In today’s business and nonprofit worlds, it is ever more important to properly and continually link your organization’s strategic vision to its overall tactical implementation. It has become especially critical because the tools and technologies are changing rapidly, while our expectations of work place capabilities are changing as well.
Here’s an example: If your strategy is for your organization to be “fully deployed,” meaning members of your organization are constantly out in the community interacting with your clients, your initial thought might be “we need to have a technical infrastructure capable of supporting those people.” Obvious topics of discussion are cloud-based information services, voice over IP phone systems, etc.
But that’s only the technical part of the solution.

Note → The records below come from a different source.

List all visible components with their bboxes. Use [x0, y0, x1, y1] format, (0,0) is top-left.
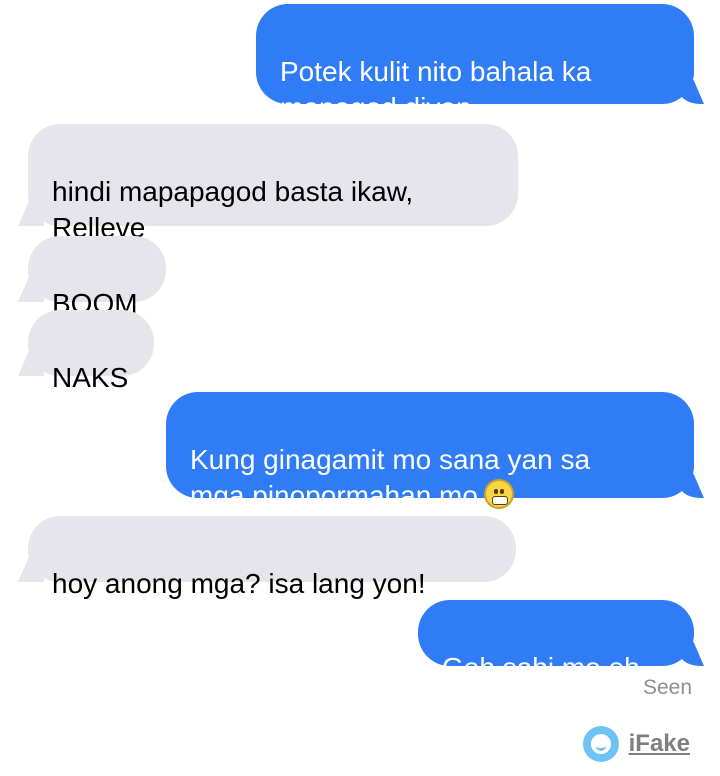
message-text: Kung ginagamit mo sana yan sa mga pinopo… [190, 444, 591, 511]
message-bubble-sent[interactable]: Potek kulit nito bahala ka mapagod diyan [256, 4, 694, 123]
message-text: NAKS [52, 362, 129, 393]
message-bubble-sent[interactable]: Kung ginagamit mo sana yan sa mga pinopo… [166, 392, 694, 511]
message-thread: Potek kulit nito bahala ka mapagod diyan… [0, 0, 720, 776]
ifake-watermark: iFake [582, 726, 690, 762]
message-text: hoy anong mga? isa lang yon! [52, 568, 426, 599]
message-bubble-received[interactable]: hindi mapapagod basta ikaw, Relleve [28, 124, 518, 243]
message-text: Potek kulit nito bahala ka mapagod diyan [280, 56, 592, 123]
message-bubble-sent[interactable]: Geh sabi mo eh [418, 600, 694, 683]
message-text: Geh sabi mo eh [442, 652, 640, 683]
message-bubble-received[interactable]: BOOM [28, 236, 166, 319]
grimacing-face-emoji-icon [483, 479, 514, 509]
watermark-brand: iFake [628, 730, 690, 757]
message-text: hindi mapapagod basta ikaw, Relleve [52, 176, 414, 243]
seen-status: Seen [642, 676, 692, 699]
message-bubble-received[interactable]: hoy anong mga? isa lang yon! [28, 516, 516, 599]
message-bubble-received[interactable]: NAKS [28, 310, 154, 393]
ifake-smile-logo-icon [582, 726, 619, 762]
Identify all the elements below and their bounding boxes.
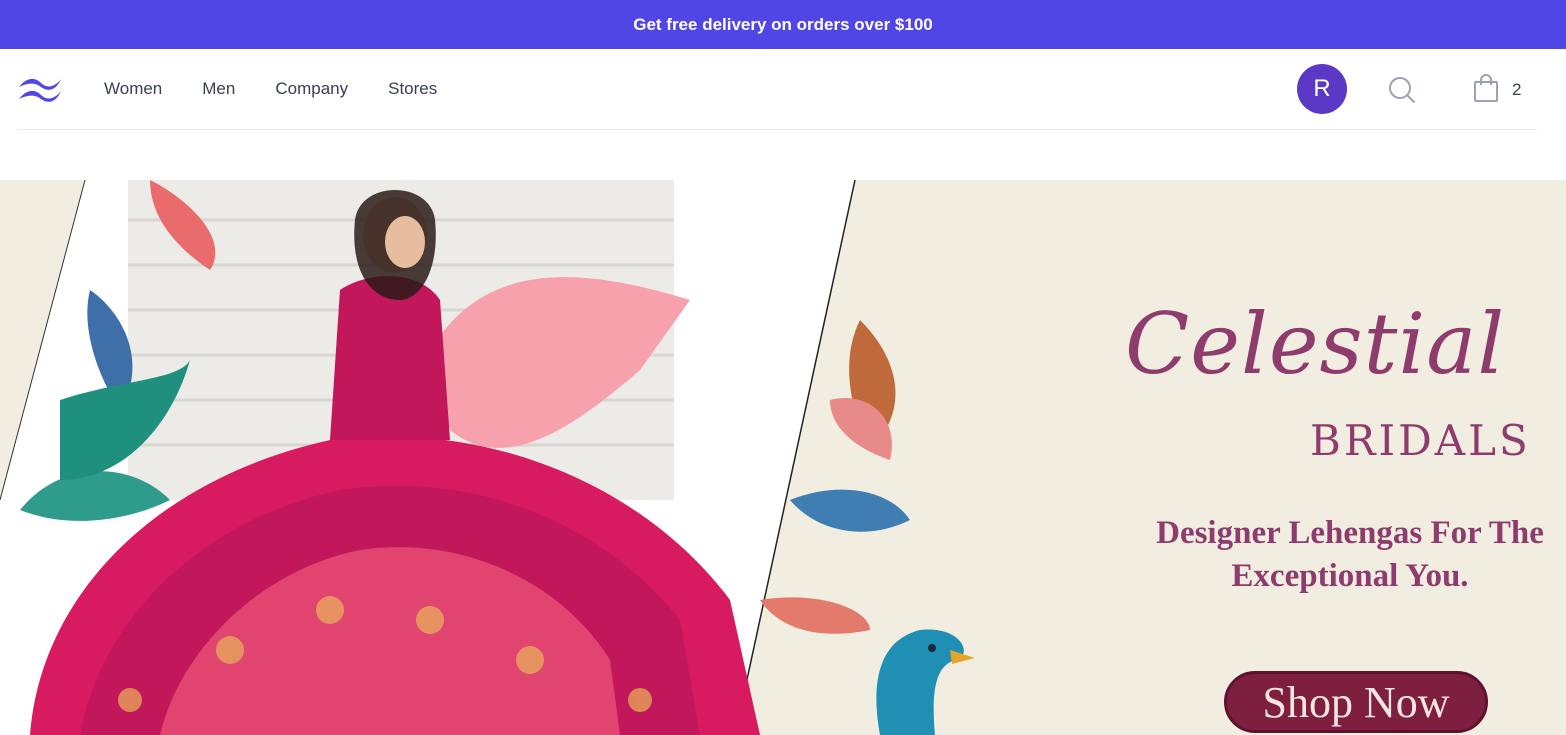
promo-text: Get free delivery on orders over $100 [633, 14, 933, 34]
brand-caps-title: BRIDALS [1310, 416, 1531, 465]
main-navbar: Women Men Company Stores R 2 [17, 49, 1537, 130]
user-avatar[interactable]: R [1297, 64, 1347, 114]
brand-script-title: Celestial [1125, 295, 1506, 393]
primary-nav: Women Men Company Stores [104, 49, 477, 129]
shopping-bag-icon [1472, 73, 1500, 108]
cart-count: 2 [1512, 80, 1522, 99]
wave-logo-icon[interactable] [17, 75, 63, 105]
nav-link-women[interactable]: Women [104, 79, 162, 99]
cart-button[interactable]: 2 [1472, 73, 1542, 108]
avatar-initial: R [1313, 75, 1331, 102]
search-icon[interactable] [1387, 75, 1417, 105]
nav-link-stores[interactable]: Stores [388, 79, 437, 99]
nav-link-men[interactable]: Men [202, 79, 235, 99]
shop-now-button[interactable]: Shop Now [1224, 671, 1488, 733]
hero-banner[interactable]: Celestial BRIDALS Designer Lehengas For … [0, 180, 1566, 735]
nav-link-company[interactable]: Company [275, 79, 348, 99]
hero-tagline: Designer Lehengas For The Exceptional Yo… [1156, 515, 1544, 594]
promo-banner: Get free delivery on orders over $100 [0, 0, 1566, 49]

You also need to re-evaluate your processes and examine how decisions can be made in a near real-time manner with a highly distributed organization. Your “front line” may only have asynchronous communication with your top-level decision makers. Therefore, there are additional questions that you need to ask of your organization. For example, do your processes push decisions as low as possible within your organization, or do your processes assume that everyone is within the same office area and that your senior staff can make decisions by simply walking down the hall?

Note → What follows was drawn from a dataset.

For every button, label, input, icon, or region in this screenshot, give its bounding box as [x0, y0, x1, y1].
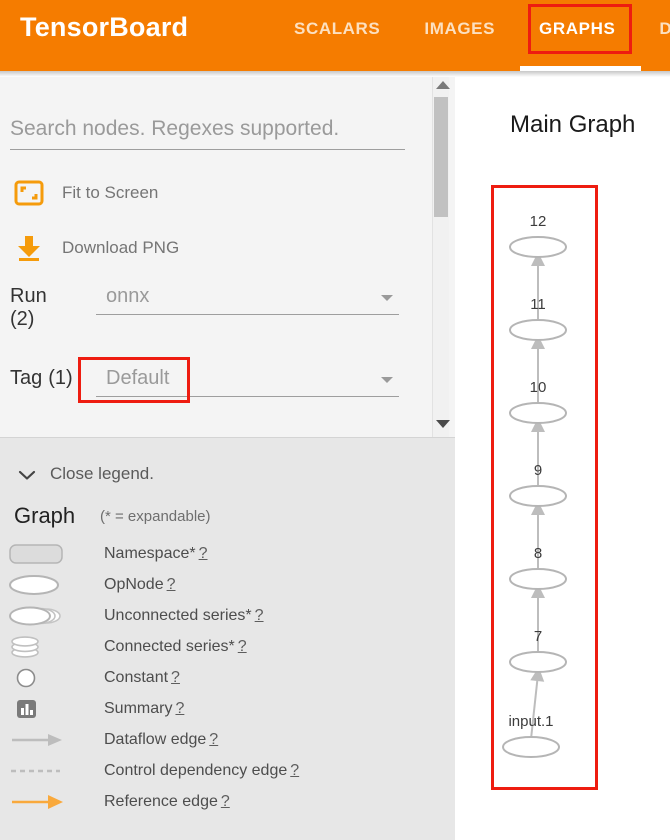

You also have to consider issues such as recruitment and training. Your organization’s recruitment activities need to ensure that you are identifying and retaining individuals that can work in a distributed structure, that are self-starters, and who exhibit a high degree of self-discipline.
You need to think about how you are going to provide continuous training, not only for major efforts such as large programmatic activities, but also on ongoing organizational activities and tools. How are you going to incentivize them to ensure that they continue to develop their professional skills in an environment where you are only face-to-face once a week?
These tactical questions are connected directly to the success of your strategy. It does not matter if you have a three person organization, thirty people, or more than three hundred. This approach is valuable and necessary, and it is worth the time for your organization to sit down and start this conversation.
I say “start the conversation,” because frankly, for successful organizations, the conversation never ends. And of course, your goal is to become a continually successful organization.